The future of Operational Analytics

Published in

Better Data Platforms

7 min readMay 7, 2021

The Challenges with Visualization Tools

In the last few years, many enterprises have gotten exceptionally good at building large-scale data platforms that ingest and process huge volumes of structured and unstructured data and deliver information to the data consumers. The business value of all this information comes from using the data to a) generate insights for better decision-making, and b) to automate decisions by embedding models into operational systems.

We have witnessed many architectural shifts in building data platforms, one of which is the rise of self-service tools such as Tableau and Looker. These have enabled non-technical users to undertake analysis on their own, by connecting to any data source and doing data preparation on-the-fly. They have resulted in the creation of pixel-perfect dashboards with beautiful presentation of charts and tables.

As these self-service visualization tools become widely available, we’re seeing an interesting paradox emerge: all this ocean of readily available information does not lead to higher usage and better decisions.

There could be many reasons for this.

First is the sheer number of dashboards, causing information overload. We typically see enterprises having thousands of dashboards, many of them unused. Many of these have hidden data pipelines and non-standard metrics & attributes. This reduces user trust in the information that these dashboards contain.

Another important reason could be that there’s too much information fluency. Research has shown that very high levels of information fluency does not always lead to better actions, or any action. The easier the data is to read (well-designed tables and charts), the less you’ll end up acting on the information. People only understand information if they must work to get it. The secret to getting things done with data is to play with it. There needs to be a little bit of information disfluency (not too much) to get people to act on information.
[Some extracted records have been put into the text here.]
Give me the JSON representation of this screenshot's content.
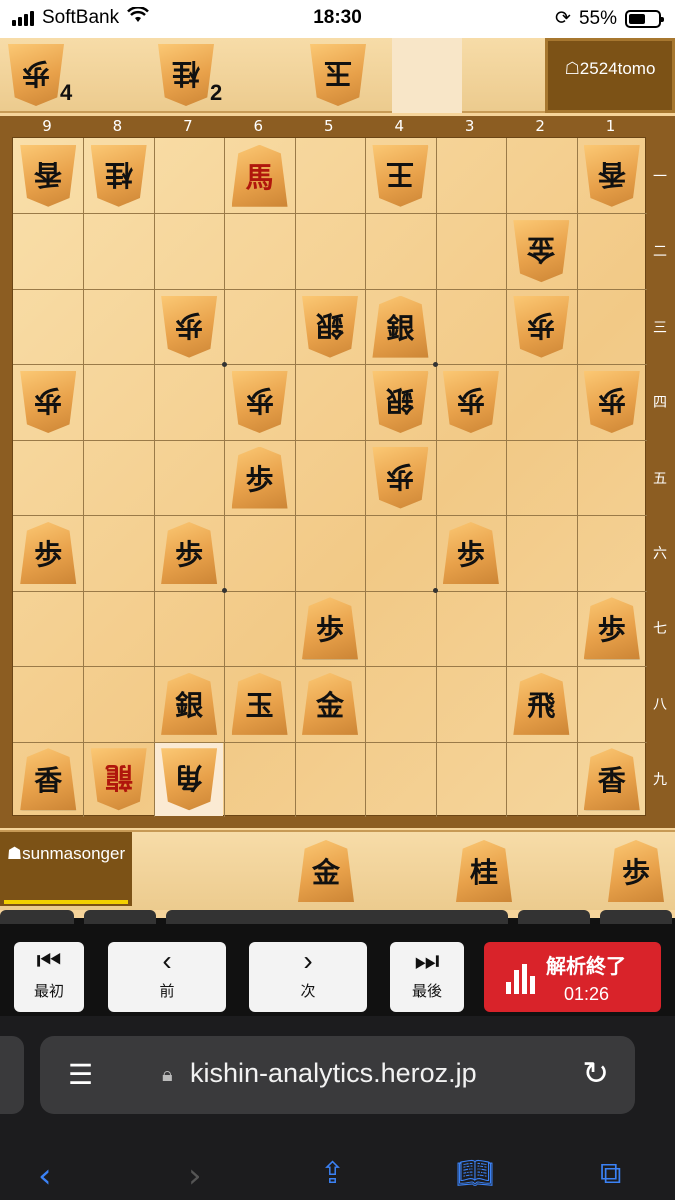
{
  "status_bar": {
    "carrier": "SoftBank",
    "time": "18:30",
    "battery": "55%"
  },
  "opponent": {
    "name": "☖2524tomo",
    "hand": [
      {
        "char": "歩",
        "count": "4"
      },
      {
        "char": "桂",
        "count": "2"
      },
      {
        "char": "玉",
        "count": ""
      }
    ]
  },
  "player": {
    "name": "☗sunmasonger",
    "hand": [
      {
        "char": "金"
      },
      {
        "char": "桂"
      },
      {
        "char": "歩"
      }
    ]
  },
  "board": {
    "file_labels": [
      "9",
      "8",
      "7",
      "6",
      "5",
      "4",
      "3",
      "2",
      "1"
    ],
    "rank_labels": [
      "一",
      "二",
      "三",
      "四",
      "五",
      "六",
      "七",
      "八",
      "九"
    ],
    "pieces": [
      {
        "file": 9,
        "rank": 1,
        "char": "香",
        "side": "gote"
      },
      {
        "file": 8,
        "rank": 1,
        "char": "桂",
        "side": "gote"
      },
      {
        "file": 6,
        "rank": 1,
        "char": "馬",
        "side": "sente",
        "promoted": true
      },
      {
        "file": 4,
        "rank": 1,
        "char": "王",
        "side": "gote"
      },
      {
        "file": 1,
        "rank": 1,
        "char": "香",
        "side": "gote"
      },
      {
        "file": 2,
        "rank": 2,
        "char": "金",
        "side": "gote"
      },
      {
        "file": 7,
        "rank": 3,
        "char": "歩",
        "side": "gote"
      },
      {
        "file": 5,
        "rank": 3,
        "char": "銀",
        "side": "gote"
      },
      {
        "file": 4,
        "rank": 3,
        "char": "銀",
        "side": "sente"
      },
      {
        "file": 2,
        "rank": 3,
        "char": "歩",
        "side": "gote"
      },
      {
        "file": 9,
        "rank": 4,
        "char": "歩",
        "side": "gote"
      },
      {
        "file": 6,
        "rank": 4,
        "char": "歩",
        "side": "gote"
      },
      {
        "file": 4,
        "rank": 4,
        "char": "銀",
        "side": "gote"
      },
      {
        "file": 3,
        "rank": 4,
        "char": "歩",
        "side": "gote"
      },
      {
        "file": 1,
        "rank": 4,
        "char": "歩",
        "side": "gote"
      },
      {
        "file": 6,
        "rank": 5,
        "char": "歩",
        "side": "sente"
      },
      {
        "file": 4,
        "rank": 5,
        "char": "歩",
        "side": "gote"
      },
      {
        "file": 9,
        "rank": 6,
        "char": "歩",
        "side": "sente"
      },
      {
        "file": 7,
        "rank": 6,
        "char": "歩",
        "side": "sente"
      },
      {
        "file": 3,
        "rank": 6,
        "char": "歩",
        "side": "sente"
      },
      {
        "file": 5,
        "rank": 7,
        "char": "歩",
        "side": "sente"
      },
      {
        "file": 1,
        "rank": 7,
        "char": "歩",
        "side": "sente"
      },
      {
        "file": 7,
        "rank": 8,
        "char": "銀",
        "side": "sente"
      },
      {
        "file": 6,
        "rank": 8,
        "char": "玉",
        "side": "sente"
      },
      {
        "file": 5,
        "rank": 8,
        "char": "金",
        "side": "sente"
      },
      {
        "file": 2,
        "rank": 8,
        "char": "飛",
        "side": "sente"
      },
      {
        "file": 9,
        "rank": 9,
        "char": "香",
        "side": "sente"
      },
      {
        "file": 8,
        "rank": 9,
        "char": "龍",
        "side": "gote",
        "promoted": true
      },
      {
        "file": 7,
        "rank": 9,
        "char": "角",
        "side": "gote"
      },
      {
        "file": 1,
        "rank": 9,
        "char": "香",
        "side": "sente"
      }
    ],
    "highlight": {
      "file": 7,
      "rank": 9
    }
  },
  "toolbar": {
    "first": {
      "icon": "⏮",
      "label": "最初"
    },
    "prev": {
      "icon": "‹",
      "label": "前"
    },
    "next": {
      "icon": "›",
      "label": "次"
    },
    "last": {
      "icon": "⏭",
      "label": "最後"
    },
    "analysis": {
      "label": "解析終了",
      "time": "01:26"
    }
  },
  "browser": {
    "url": "kishin-analytics.heroz.jp"
  },
  "colors": {
    "accent_red": "#d9232a",
    "piece_red": "#b0160c",
    "board": "#f2c986",
    "name_bg": "#7c5216"
  }
}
This is somewhat subtle, and it doesn’t mean that you need to make it challenging for users to get the data that they want. However, you must provide an environment for users to build their own insights on top of a clean, integrated and harmonized foundational information. Today’s visualization tools are great for executive storytelling, but they are not the answer for operational users. With increasing features, non-technical users are finding that these tools are becoming quite complex for them to handle.

A Simple Tool for Operational Analytics

At LatentView, we developed such a platform and have successfully deployed it to our clients. Rather than provide access to hundreds of dashboards, we delivered a tool that helps users to specify various segments of data that they needed, using the business semantics that they understand. This was ridiculously simple to use, and the visualizations were all tabular, which they could export to any other tool of their choice for further analysis.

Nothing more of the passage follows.